Incident on 21/10/2021. NixOS ZFS partition on laptop reported 0 available bytes on all pools.

Teardown:

  • Tried to setup Android Studio with emulator capabilities on my NixOS machine

    • Installed a bunch of packages.
    • Nix the package manager sucks up a lot of storage if not properly scrubbed.
    • Installed and built so much on my machine that suddenly nothing worked anymore.
  • du reported 100% full on everything.

    • Started getting so weird that my command line prompt started printing random stuff since it couldn’t create a tmp file.
    • I could not collect garbage with nix-collect-garbage since it couldn’t create a lock file.
  • Rebooted the machine, wrong call.

    • Most services enabled at boot reported failure to start.
    • Got to login screen.
      • Non-existent users very denied entry.
      • Existing users (root and my cookie) passed the login, but due to no available space were thrown back into a login.
  • Troubleshooting with built-in tools.

    • Laptop firmware settings unable to help.
    • Lenovo has SMART tools available.
  • Nikola flashed a USB with an ISO of NixOS.

    • Able to access a command line with my system.
    • smartctl -a/x confirmed no hardware errors present.
    • Also tried to use Finnix, did not assist me due to too old built-in version of ZFS (v23 vs v28 on Nix).
      • Thought NixOS wouldn’t have tools for ZFS, but both zpool and zfs are available.
  • Tried to get access to my ZFS pool (rpool).

    • Imported all ZFS pools available.

    • Loaded encryption keys for pool.

    • Mounted dataset through mount as datasets were of type legacy.

      zpool import -a
      zfs list -a
      zfs load-key -a
      mount -t zfs rpool/home /mnt/rec
      
  • Attempt to backup /home to external drive.

    • 70GB of data.

    • External drive was connect with USB, so extremely slow.

      • Learnt that cp does not have an internal mechanism for progress report.

      • You can, however, get the cp process ID and then watch the opened files and object reference from /proc/<id>.

        pgrep -x cp            # -x gets exact and only the ID
        cat /proc/<id>/fdinfo  # gets object reference
        ls -l /proc/<id>/      # lists open files
        
    • Due to enormous write size (and impatience) the external (NTFS) drive’s MFS got corrupted due to lazy umount.
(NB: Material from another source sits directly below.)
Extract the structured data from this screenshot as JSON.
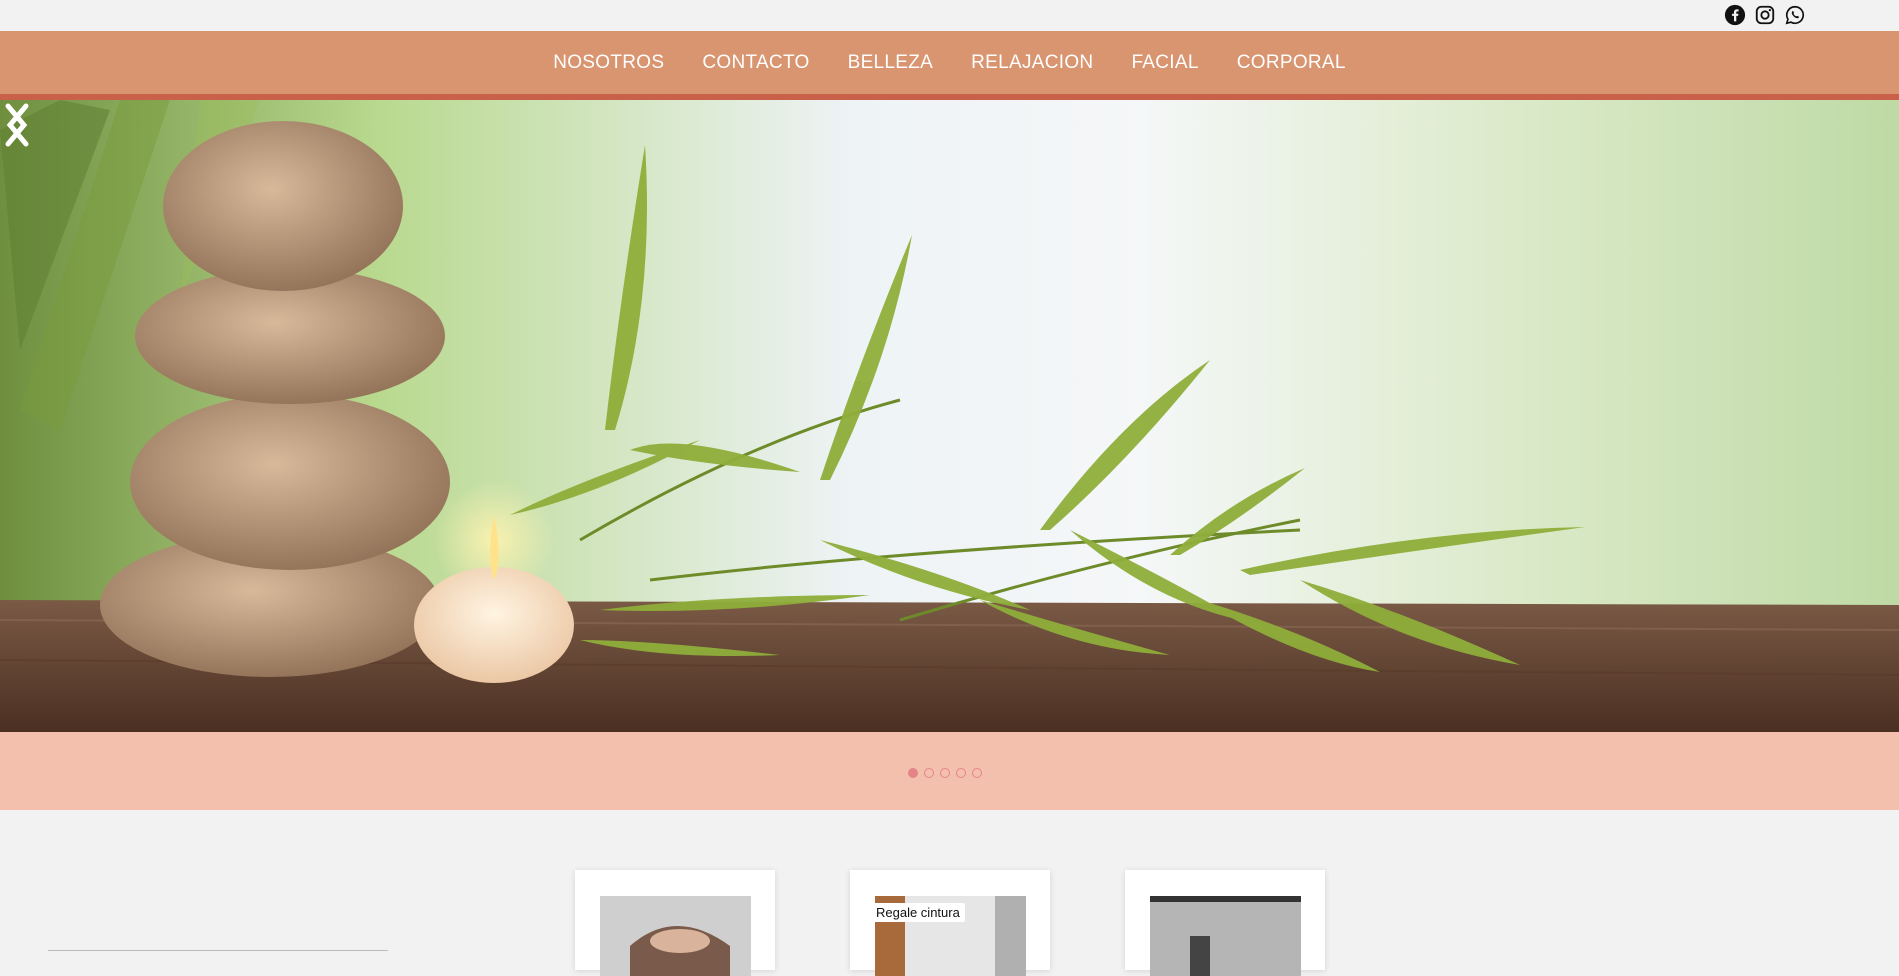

      • Tried to salvage with ntfsfix on NixOS command line, no success.
      • Final option is to use chkdsk on a Windows machine, but that can take around 8 hours per TB.
  • Attempt to garbage collect rpool/root/nixos manually.

    • nix-env allows for defining system profile.

    • Idea was to delete old NixOS generations to free up space.

      nix-env -p /mnt/rec/nix/var/nix/profiles/system
      
    • Failed again due to no disk space.

  • Started reading up on ZFS snapshots.

  • Finally able to login into system and GC.

  • Next steps are:

    • to implement the documentation steps for automated GC,
    • setup proper backups to my server for critical files,
    • invest in a proper harddrive that snapshots and larger files can be exported to.